Part 4 (1/2)
”I like you angry, Aileen. Faith, 'tis worth being the object of your rage to see you stamp that pretty foot and clench those little hands I love to kiss. But Ecod! Montagu, the hour grows late. The lady will lose her beauty sleep. Shall you and I go down-stairs and arrange for a conveyance?”
He bowed low and kissed his fingers to the girl. Then he led the way out of the room, fine and gallant and debonair, a villain every inch of him.
”Will you be leaving me?” the girl cried with parted lips.
”Not for long,” I told her. ”Do not fear. I shall have you out of here in a jiff,” and with that I followed at his heels.
Sir Robert Volney led the way down the corridor to a small room in the west wing, where flaring, half-burnt candles guttering in their sconces drove back the darkness. He leaned against the mantel and looked long at me out of half-closed eyes.

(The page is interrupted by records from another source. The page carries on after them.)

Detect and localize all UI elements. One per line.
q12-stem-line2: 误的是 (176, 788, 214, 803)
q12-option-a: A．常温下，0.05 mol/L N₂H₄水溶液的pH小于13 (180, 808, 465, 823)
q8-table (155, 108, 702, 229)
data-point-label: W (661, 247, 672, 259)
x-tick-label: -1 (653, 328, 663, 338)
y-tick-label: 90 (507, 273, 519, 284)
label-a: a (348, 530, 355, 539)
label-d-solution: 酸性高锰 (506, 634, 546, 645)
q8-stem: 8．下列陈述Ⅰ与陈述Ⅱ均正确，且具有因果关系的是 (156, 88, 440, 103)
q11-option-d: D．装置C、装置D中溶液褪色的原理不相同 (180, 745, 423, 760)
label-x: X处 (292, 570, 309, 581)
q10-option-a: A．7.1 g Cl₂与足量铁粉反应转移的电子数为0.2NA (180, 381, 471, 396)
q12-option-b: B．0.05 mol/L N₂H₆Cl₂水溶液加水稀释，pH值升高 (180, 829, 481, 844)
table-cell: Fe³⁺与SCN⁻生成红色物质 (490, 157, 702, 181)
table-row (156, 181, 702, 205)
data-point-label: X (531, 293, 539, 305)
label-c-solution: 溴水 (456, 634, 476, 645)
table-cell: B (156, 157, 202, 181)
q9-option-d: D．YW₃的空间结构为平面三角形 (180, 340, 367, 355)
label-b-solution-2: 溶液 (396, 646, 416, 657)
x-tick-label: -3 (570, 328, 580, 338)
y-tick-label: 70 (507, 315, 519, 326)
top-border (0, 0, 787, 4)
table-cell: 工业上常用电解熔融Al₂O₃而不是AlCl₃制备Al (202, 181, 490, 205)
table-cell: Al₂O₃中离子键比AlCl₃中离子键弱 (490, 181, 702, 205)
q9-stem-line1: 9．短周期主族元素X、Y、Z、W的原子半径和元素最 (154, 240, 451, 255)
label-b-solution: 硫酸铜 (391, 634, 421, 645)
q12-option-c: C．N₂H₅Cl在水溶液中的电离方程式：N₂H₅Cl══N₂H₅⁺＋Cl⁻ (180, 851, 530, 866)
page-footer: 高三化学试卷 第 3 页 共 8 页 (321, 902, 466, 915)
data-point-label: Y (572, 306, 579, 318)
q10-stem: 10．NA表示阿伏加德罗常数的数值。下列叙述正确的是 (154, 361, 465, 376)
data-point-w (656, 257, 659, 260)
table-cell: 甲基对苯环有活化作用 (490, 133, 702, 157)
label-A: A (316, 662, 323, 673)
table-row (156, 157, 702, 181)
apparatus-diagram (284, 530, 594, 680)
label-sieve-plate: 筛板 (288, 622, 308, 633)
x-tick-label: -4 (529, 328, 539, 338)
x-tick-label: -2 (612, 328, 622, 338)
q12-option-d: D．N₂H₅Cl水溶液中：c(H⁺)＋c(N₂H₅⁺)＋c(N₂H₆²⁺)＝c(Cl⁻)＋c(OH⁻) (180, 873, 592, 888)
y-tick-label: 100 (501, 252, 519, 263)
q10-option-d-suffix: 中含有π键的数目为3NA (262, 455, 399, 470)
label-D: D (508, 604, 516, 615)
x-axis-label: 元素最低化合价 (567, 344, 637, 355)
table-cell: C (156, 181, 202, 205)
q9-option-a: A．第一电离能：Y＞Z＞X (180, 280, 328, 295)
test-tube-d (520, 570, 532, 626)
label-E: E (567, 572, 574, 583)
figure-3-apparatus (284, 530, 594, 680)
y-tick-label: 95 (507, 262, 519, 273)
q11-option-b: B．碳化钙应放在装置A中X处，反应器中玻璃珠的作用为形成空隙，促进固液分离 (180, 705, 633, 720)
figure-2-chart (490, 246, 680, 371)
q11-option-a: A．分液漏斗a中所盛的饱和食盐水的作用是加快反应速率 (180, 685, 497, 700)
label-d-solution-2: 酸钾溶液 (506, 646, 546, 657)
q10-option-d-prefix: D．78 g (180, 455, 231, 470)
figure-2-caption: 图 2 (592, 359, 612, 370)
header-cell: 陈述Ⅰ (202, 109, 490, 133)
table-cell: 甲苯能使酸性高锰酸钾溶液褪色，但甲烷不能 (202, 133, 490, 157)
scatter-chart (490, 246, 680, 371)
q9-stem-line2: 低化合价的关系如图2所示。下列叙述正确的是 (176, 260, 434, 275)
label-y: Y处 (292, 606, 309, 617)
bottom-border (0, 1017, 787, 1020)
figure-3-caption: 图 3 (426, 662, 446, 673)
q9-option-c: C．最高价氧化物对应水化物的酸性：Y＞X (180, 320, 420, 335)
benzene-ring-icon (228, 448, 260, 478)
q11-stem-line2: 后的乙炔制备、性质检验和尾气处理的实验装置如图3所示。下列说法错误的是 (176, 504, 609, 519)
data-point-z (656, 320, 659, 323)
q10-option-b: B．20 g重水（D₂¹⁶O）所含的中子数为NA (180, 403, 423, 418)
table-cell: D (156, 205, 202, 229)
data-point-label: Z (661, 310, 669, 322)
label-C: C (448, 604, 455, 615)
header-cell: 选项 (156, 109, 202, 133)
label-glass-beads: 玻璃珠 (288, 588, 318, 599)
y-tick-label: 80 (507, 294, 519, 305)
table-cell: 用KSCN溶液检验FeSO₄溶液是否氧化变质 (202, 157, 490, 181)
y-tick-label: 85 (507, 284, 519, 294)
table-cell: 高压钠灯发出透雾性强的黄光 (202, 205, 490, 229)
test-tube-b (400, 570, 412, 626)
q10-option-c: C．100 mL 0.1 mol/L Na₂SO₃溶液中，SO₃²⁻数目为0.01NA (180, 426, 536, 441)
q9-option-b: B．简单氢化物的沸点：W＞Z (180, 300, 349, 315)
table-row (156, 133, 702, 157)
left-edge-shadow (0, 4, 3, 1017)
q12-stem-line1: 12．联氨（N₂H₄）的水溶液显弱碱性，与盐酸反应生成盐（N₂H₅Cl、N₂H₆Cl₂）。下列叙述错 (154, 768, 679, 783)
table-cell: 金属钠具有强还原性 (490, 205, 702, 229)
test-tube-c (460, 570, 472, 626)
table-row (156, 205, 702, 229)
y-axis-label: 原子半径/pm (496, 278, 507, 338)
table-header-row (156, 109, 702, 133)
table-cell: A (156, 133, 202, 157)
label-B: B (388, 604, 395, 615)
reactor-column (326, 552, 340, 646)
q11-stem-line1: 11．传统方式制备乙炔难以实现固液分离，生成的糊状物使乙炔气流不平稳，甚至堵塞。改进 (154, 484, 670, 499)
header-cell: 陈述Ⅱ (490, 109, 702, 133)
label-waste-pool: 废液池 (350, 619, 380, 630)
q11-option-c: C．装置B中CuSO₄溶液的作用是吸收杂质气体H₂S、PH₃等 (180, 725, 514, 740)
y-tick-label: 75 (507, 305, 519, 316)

”May I ask to what is due the honour of your presence to-night?” he drawled at last.
”Certainly.”
”Well?”
”I have said you may ask,” I fleered rudely. ”But for me-- Gad's life! I am not in the witness box.”
He took his snuff mull from his waistcoat pocket and offered it me, then took a pinch and brushed from his satin coat imaginary grains with prodigious care.
”You are perhaps not aware that I have the right to ask. It chances that this is my house.”
”Indeed! And the lady we have just left----?”
”----Is, pardon me, none of your concern.”
”Ah! I'm not so sure of that.”
”Faith then, you'll do well to make sure.”
”And--er--Mistress Antoinette Westerleigh?”
”Quite another matter! You're out of court again, Mr. Montagu.”
”Egad, I enter an exception. The lady we have just left is of another mind in the affair. She is the court of last resort, and, I believe, not complaisant to your suit.”
”She will change her mind,” he said coolly.
”I trust so renowned a gallant as Sir Robert would not use force.”
”Lard, no! She is a woman and therefore to be won. But I would advise you to dismiss the lady from your mind. 'Ware women, Mr. Montagu! You will sleep easier.”
”In faith, a curious coincidence! I was about to tender you the same advice, Sir Robert,” I told him lightly.
”You will forget the existence of such a lady if you are wise?”
”Wisdom comes with age. I am for none of it.”
”Yet you will do well to remember your business and forget mine.”